Avaliação do Médico Assistente
Precisão Médica
Realizar uma redução manual fechada de uma luxação de faceta cervical no DE usando apenas as mãos e sem fluoroscopia é incrivelmente raro e excessivamente perigoso na medicina moderna. Normalmente, a tração esquelética (ex.: compasso de Gardner-Wells) com adição sequencial de pesos e monitoramento radiológico contínuo é o método não operatório padrão. Fazer isso às cegas, manualmente, é um típico momento de 'médico de TV'. Além disso, a rápida reversão de déficits neurológicos severos segundos após uma redução é altamente dramatizada; a recuperação da medula espinhal leva dias a meses.
Complicações e Erros
- A administração de 10 mg de Dexametasona para trauma medular contuso agudo é uma prática médica obsoleta. Desde os ensaios clínicos NASCIS, o uso rotineiro de esteroides em altas doses (tipicamente metilprednisolona, e não dexametasona) para lesão raquimedular caiu em desuso devido à falta de benefício significativo comprovado e aos altos riscos de hemorragia gastrointestinal, infecção e hiperglicemia. A dexametasona é geralmente reservada para compressão medular secundária a tumores.
- Optar por uma redução manual às cegas em vez de intubação imediata é questionável. Embora a redução da coluna seja o tratamento curativo definitivo, assegurar o colapso da via aérea (SRI com estabilização manual em linha) tipicamente seria a prioridade imediata quando a SpO2 cai para 79%.
- O momento e o som do 'clique' da redução são dramatizados. O destravamento físico e o 'estalido' palpável de uma faceta luxada ocorrem tipicamente durante a fase ativa de tração e flexão lateral/rotação, à medida que o processo articular ultrapassa o obstáculo ósseo. O episódio atrasa um som de estalo alto até a fase de extensão leve final, tratando isso mais como um ajuste quiroprático cinematográfico do que como uma redução ortopédica controlada.

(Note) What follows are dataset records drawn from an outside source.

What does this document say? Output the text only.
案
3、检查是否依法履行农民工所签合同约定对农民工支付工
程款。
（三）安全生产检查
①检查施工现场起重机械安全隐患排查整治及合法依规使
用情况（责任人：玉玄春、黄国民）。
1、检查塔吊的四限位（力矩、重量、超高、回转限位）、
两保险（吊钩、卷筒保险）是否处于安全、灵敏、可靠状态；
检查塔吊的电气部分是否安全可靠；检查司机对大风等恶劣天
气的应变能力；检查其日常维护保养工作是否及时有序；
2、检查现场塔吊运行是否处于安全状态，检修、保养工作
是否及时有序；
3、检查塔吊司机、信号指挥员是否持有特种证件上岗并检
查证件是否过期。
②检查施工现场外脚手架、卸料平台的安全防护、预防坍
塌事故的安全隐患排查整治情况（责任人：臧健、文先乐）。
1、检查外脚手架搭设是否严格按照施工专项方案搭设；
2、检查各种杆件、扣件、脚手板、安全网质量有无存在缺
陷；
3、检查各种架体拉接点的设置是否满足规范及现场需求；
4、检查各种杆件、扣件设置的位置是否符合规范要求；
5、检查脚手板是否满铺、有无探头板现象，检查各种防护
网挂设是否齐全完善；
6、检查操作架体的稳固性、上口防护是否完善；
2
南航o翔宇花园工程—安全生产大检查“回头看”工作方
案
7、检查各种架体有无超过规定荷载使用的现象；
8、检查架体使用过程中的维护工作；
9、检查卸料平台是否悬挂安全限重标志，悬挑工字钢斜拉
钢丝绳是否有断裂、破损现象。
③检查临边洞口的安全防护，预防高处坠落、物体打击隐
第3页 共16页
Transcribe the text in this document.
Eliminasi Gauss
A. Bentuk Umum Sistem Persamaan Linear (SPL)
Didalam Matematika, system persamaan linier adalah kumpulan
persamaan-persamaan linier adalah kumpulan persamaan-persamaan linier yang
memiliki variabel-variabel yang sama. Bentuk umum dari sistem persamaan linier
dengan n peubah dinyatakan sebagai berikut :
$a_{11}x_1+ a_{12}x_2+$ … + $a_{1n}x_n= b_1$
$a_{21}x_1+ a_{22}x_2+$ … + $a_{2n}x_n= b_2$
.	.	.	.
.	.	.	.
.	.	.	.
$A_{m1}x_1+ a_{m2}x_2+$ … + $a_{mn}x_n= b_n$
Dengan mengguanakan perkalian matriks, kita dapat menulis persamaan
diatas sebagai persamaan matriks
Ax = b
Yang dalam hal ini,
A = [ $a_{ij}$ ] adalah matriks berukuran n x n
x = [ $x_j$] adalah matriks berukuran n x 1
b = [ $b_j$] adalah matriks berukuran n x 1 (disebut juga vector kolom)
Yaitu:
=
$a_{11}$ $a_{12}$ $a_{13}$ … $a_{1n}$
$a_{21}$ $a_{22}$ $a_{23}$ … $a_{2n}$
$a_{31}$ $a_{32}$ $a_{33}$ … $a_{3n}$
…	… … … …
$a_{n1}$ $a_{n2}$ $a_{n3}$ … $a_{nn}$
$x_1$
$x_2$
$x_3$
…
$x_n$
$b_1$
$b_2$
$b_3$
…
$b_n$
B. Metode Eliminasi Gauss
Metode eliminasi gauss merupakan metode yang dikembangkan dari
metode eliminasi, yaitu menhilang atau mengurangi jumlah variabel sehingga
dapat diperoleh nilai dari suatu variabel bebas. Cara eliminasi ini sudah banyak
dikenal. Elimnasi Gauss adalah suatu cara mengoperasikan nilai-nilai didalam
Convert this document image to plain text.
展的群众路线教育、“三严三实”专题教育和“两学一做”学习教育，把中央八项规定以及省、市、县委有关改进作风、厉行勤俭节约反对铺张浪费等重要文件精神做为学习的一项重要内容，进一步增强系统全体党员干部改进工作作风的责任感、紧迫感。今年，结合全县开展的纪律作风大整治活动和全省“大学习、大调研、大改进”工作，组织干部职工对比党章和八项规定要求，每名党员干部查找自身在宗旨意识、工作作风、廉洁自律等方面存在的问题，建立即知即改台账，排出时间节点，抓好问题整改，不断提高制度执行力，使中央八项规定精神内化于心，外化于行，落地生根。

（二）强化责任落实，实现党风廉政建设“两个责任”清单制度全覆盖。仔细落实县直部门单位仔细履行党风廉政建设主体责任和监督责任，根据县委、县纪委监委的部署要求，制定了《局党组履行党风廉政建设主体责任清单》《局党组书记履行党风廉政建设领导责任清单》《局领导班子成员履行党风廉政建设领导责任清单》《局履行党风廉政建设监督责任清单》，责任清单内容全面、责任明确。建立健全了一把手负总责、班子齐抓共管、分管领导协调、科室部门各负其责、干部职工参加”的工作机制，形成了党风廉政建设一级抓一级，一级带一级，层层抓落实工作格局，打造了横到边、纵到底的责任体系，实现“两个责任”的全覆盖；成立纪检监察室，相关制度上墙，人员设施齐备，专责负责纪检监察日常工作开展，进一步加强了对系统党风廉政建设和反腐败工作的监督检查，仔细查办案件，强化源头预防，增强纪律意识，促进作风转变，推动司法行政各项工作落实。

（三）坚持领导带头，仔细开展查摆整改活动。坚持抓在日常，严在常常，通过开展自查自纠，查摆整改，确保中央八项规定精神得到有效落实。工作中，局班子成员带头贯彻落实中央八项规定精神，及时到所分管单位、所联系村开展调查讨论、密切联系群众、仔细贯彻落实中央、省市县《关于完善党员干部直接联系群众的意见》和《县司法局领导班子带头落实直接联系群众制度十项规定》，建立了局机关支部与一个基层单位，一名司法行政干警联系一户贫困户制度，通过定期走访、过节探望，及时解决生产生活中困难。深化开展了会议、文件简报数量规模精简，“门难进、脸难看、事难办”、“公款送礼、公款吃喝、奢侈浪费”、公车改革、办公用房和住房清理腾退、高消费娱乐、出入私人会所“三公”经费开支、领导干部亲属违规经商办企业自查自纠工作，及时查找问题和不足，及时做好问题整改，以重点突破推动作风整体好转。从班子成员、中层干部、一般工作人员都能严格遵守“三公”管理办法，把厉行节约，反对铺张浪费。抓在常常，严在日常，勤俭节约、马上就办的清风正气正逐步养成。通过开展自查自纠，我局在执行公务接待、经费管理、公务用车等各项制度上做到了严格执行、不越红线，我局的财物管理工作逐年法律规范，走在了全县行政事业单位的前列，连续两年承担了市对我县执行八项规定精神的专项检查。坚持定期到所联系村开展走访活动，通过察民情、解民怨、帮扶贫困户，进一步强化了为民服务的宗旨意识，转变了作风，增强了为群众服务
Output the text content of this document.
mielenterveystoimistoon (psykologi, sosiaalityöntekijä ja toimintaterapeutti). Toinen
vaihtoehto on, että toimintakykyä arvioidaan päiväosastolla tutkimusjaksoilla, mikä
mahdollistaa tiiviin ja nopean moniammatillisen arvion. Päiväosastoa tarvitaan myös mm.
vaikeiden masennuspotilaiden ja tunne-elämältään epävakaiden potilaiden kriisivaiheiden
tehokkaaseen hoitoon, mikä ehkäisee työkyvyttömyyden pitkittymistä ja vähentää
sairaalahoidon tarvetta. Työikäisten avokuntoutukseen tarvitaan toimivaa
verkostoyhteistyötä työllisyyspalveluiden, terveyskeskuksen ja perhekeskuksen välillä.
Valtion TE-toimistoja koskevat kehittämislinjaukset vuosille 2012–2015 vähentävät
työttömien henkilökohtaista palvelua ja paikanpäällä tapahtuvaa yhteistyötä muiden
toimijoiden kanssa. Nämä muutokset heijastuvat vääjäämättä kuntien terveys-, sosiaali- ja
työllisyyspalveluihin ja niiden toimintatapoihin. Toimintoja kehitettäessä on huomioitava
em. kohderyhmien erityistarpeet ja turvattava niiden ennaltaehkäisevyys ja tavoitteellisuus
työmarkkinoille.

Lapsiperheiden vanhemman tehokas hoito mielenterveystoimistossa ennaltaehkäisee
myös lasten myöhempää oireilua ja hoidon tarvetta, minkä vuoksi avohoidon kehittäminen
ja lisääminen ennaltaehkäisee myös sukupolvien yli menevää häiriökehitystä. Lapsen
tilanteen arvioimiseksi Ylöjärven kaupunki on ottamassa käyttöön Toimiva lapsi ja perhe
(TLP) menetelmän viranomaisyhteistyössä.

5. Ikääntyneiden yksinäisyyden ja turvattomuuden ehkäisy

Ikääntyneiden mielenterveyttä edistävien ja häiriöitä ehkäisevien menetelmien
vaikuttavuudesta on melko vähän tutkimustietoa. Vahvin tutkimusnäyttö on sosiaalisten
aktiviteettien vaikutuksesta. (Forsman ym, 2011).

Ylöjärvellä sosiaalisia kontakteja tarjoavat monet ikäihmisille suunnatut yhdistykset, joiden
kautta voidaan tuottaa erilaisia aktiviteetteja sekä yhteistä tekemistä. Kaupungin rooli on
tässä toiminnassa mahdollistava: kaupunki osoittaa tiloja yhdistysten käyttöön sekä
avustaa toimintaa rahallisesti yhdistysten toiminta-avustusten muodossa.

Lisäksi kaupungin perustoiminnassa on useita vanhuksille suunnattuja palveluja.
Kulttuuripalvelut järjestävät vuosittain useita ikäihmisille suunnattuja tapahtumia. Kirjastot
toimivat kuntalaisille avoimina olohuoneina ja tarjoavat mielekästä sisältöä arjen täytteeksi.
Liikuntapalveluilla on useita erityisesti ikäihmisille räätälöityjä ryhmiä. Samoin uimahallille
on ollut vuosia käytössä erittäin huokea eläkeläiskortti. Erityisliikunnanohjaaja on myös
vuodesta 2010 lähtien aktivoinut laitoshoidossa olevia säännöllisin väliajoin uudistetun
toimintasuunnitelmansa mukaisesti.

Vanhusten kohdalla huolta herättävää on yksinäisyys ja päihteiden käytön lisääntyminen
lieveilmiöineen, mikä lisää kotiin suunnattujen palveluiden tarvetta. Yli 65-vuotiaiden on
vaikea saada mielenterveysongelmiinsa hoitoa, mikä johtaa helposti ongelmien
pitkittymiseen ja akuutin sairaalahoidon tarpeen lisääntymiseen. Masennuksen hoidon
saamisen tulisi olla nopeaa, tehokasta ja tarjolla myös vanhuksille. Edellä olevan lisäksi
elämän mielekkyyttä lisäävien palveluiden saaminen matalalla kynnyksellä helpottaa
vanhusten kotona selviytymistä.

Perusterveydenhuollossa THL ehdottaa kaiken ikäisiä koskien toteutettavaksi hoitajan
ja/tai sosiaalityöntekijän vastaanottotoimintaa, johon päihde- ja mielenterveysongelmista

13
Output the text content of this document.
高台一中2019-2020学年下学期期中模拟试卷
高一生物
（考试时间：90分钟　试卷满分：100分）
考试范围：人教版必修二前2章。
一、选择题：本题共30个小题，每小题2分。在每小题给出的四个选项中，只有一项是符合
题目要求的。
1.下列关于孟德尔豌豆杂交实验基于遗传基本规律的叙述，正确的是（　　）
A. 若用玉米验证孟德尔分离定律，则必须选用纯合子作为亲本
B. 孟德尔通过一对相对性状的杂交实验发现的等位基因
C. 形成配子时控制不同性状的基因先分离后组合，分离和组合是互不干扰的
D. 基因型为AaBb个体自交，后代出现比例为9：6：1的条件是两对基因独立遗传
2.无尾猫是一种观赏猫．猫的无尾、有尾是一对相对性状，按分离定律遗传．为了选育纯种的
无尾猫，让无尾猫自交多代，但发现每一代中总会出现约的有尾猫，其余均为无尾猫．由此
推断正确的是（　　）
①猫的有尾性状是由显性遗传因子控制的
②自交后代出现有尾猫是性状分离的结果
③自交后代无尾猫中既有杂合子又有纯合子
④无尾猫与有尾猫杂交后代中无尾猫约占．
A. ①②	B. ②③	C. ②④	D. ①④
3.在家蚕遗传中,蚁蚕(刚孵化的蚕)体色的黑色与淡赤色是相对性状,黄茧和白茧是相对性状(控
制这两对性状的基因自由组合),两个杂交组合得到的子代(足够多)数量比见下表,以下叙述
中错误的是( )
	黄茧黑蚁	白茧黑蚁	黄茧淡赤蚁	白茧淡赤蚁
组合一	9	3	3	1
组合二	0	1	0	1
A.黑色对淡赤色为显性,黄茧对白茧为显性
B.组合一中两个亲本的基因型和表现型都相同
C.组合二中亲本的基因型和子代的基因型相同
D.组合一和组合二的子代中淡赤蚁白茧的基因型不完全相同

- O estado respiratório do paciente melhora imediatamente após a redução, com a SpO2 subindo de 79% para 98% e o paciente falando em frases completas. Embora a redução alivie a compressão mecânica sobre a medula espinhal, uma reversão tão rápida e completa de uma insuficiência respiratória neurogênica grave é altamente improvável. A recuperação neurológica da lesão medular aguda é tipicamente um processo lento, medido em dias a meses, não em segundos.
Pérolas Clínicas
O uso de corticosteroides (Dexametasona 10 mg IV) na lesão medular aguda é um tópico historicamente debatido. Embora o Dr. Langdon prescreva 10 mg de Dexametasona para reduzir o edema medular, protocolos modernos de trauma desaconselham o uso rotineiro de esteroides para trauma espinhal fechado devido a uma alta taxa de complicações e fraca evidência de benefício neurológico a longo prazo. Além disso, a Dexametasona tem como alvo o edema vasogênico (tipicamente visto em tumores espinhais), enquanto o trauma causa edema citotóxico.
'C3, C4, C5 mantêm o diafragma vivo' (C3, C4, C5 keeps the diaphragm alive). Lesões cervicais altas geralmente se apresentam com paralisia diafragmática progressiva devido ao envolvimento do nervo frênico. Sempre antecipe a necessidade de ventilação mecânica precoce.
Uma luxação unifacetária ocorre por um mecanismo de flexão-rotação e tipicamente causa uma translação anterior (subluxação) de 25% do corpo vertebral nos exames de imagem. Uma luxação bifacetária geralmente causa uma translação >50%.
Na mielopatia cervical rapidamente progressiva, 'Tempo é Medula' (Time is Spine). A descompressão imediata (seja via tração esquelética fechada ou cirurgia aberta) é primordial para preservar a função neurológica.
Em um cenário clínico real, a redução fechada de uma luxação de faceta cervical raramente é realizada às cegas e manualmente. Em vez disso, pinos de Gardner-Wells são fixados ao crânio. Pesos são então adicionados sequencialmente a um sistema de polias sob monitoramento fluoroscópico (raio-X) e neurológico contínuo para atingir a distração axial e o realinhamento com segurança.